7. The Distribution Agreements have been duly authorized, executed and delivered by the Company and the Operating Partnership. The Operating Partnership Agreement constitutes the valid and binding obligation of each of the Company and the Operating Partnership, enforceable against each of the Company and the Operating Partnership in accordance with its terms.
8. No consent, approval or authorization of, filing with or order of any court or governmental agency or body in the State of Maryland is required in connection with the transactions contemplated by the Distribution Agreements, except such as have been obtained or made.

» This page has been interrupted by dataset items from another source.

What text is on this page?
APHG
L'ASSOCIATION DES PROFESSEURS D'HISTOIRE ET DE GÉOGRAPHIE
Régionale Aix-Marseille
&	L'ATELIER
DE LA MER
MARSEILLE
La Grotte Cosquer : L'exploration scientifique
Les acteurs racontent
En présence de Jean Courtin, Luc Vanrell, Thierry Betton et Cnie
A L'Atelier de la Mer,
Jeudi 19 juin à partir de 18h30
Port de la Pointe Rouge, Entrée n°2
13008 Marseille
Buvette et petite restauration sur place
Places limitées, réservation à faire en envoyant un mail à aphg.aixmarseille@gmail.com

9. Neither the execution and delivery of the Distribution Agreements, nor the sale and issuance of the Shares, nor the consummation of the transactions contemplated in the Distribution Agreements, nor the fulfillment of the terms of the Distribution Agreements, will conflict with or result in a breach or violation of (a) the Charter or Bylaws or the Operating Partnership Agreement or (b) any Maryland statute or law or any rule, regulation, judgment,
order or decree applicable to the Company or the Operating Partnership of any court, regulatory body, administrative agency, governmental body or other authority of the State of Maryland having jurisdiction over the Company or the Operating Partnership or any of their properties.
EXHIBIT C
Form of Tax Counsel Opinion
1. Commencing with its taxable year ending December 31, 2004, the Company has been organized in conformity with the requirements for qualification as a real estate investment trust (a “REIT”) under the Internal Revenue Code of 1986, as amended (the “Code”), and its proposed method of operation will enable it to meet the requirements for qualification and taxation as a REIT under the Code;
2. The statements in the Prospectus under the heading “United States Federal Income Tax Considerations” as supplemented by the statements in the Form 8-K under the heading “Supplemental United States Federal Income Tax Considerations,” insofar as such statements purport to summarize certain provisions of the statutes or regulations referred to therein, are accurate summaries in all material respects; and
3. The statements in the Prospectus under the heading “Restrictions on Ownership and Transfer,” insofar as such statements purport to summarize certain United States federal income tax statutes or regulations referred to therein, are accurate summaries in all material respects.